Galeswintha clavó su inquietante mirada en el rostro dulce del godo y lanzó una risotada preñada de sarcasmo.
—¡Ah, por cierto! Olvídate de la joven por la que suspiras, nunca será para ti.
*
Galeswintha fue aquella noche a pernoctar a orillas del Orba, como solía hacer en muchas ocasiones. Ese lugar era su templo particular, la fuente donde hallaba inspiración y la comodidad que su ser necesitaba para alcanzar un mayúsculo poder. La corriente cristalina del río la invitó a sumergirse en sus aguas y ella, como una diosa pagana, cubrió su cuerpo desnudo y radiante con el sagrado líquido que limpiaba cuerpo y espíritu, como un bautismo católico anatemizado por sus oscuras creencias. Los rayos de la luna la bañaron y su piel, sus cabellos y sus ojos resplandecieron.
Evocó a su añorada Angradema, a cuya memoria rendía culto como los cristianos adoran a los santos. Tras sentirse purificada se tumbó en la fresca hierba y dejó que sus recuerdos volasen hacia épocas ya lejanas que la trasladaron a otro lugar y otro tiempo con la facilidad que sólo una mente preclara puede poseer.
La bella y poderosa mujer comenzó rememorando su propio nacimiento, evento que ningún mortal puede llegar a revivir. Galeswintha volvió a sentir la angustia de su salida por un angosto conducto, el primer dolor en su piel al pasar de un medio líquido y confortable a la inclemencia de este mundo brutal. Unas manos ásperas tiraron de ella con fuerza mientras oía gritos y lamentos terribles a la vez que sentía un frío indescriptible. Su madre, todavía una niña, paría en cuclillas su primer hijo entre sangre y fluidos, y su abuela materna ejercía de comadrona en el alumbramiento. Un paño parduzco limpió su cara y su cuerpecito y, envuelta en lienzos limpios, fue presentada a un anciano de unos cincuenta años de edad.
—Aquí tienes a tu hija, te la presento sin demora, tal y como ordenaste –anunció la abuela de Galeswintha–, ¿qué debemos hacer?
Era práctica común en el norte del continente abandonar a los recién nacidos no deseados a merced de los animales del bosque, el hambre y la gelidez. Pero la pequeña era ya tan preciosa y resplandeciente que su padre quedó prendado de ella nada más verla.

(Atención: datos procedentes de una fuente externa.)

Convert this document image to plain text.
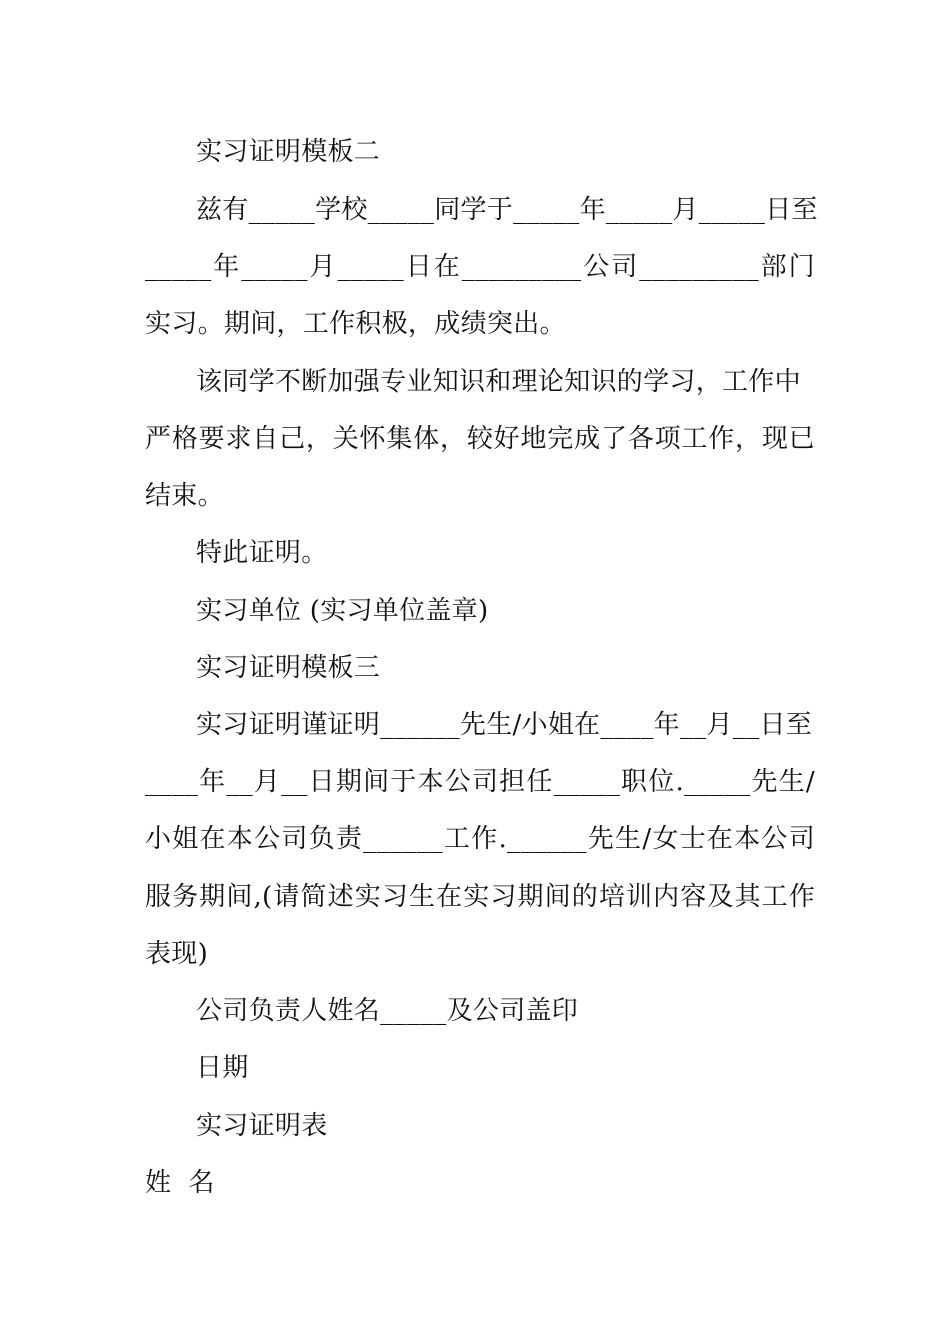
实习证明模板二
兹有_____学校_____同学于_____年_____月_____日至
_____年_____月_____日在_________公司_________部门
实习。期间，工作积极，成绩突出。
该同学不断加强专业知识和理论知识的学习，工作中
严格要求自己，关怀集体，较好地完成了各项工作，现已
结束。
特此证明。
实习单位 (实习单位盖章)
实习证明模板三
实习证明谨证明______先生/小姐在____年__月__日至
____年__月__日期间于本公司担任_____职位._____先生/
小姐在本公司负责______工作.______先生/女士在本公司
服务期间,(请简述实习生在实习期间的培训内容及其工作
表现)
公司负责人姓名_____及公司盖印
日期
实习证明表
姓  名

—Le daré un nombre –respondió el godi poniéndola en su regazo para alivio de la mujer.
Aquel padre anciano llegó a serlo todo para Galeswintha, pues su madre murió al dar a luz a su segundo hijo, un varón frágil con demasiadas taras físicas como para poder ser aceptado. Por ello en el corazón del sacerdote de la aldea se creó un vínculo muy especial con su hija, quizá porque solamente se tenían el uno a la otra y porque el poderoso godi conocía de la capacidad excepcional de la niña. El hombre enseñó a la criatura la personalidad de los dioses, el conocimiento del pasado, la importancia de la naturaleza y la fuerza de la sabiduría. Pero sobre todo la educó para sobrevivir. La destreza con las armas, la equitación y los remedios curativos fueron asignaturas en las que la pequeña destacaba por encima de otros niños de su aldea y el anciano sonreía encantado cuando su hija se alzaba sobre el cuerpo de algún contrincante sentada a horcajadas en él.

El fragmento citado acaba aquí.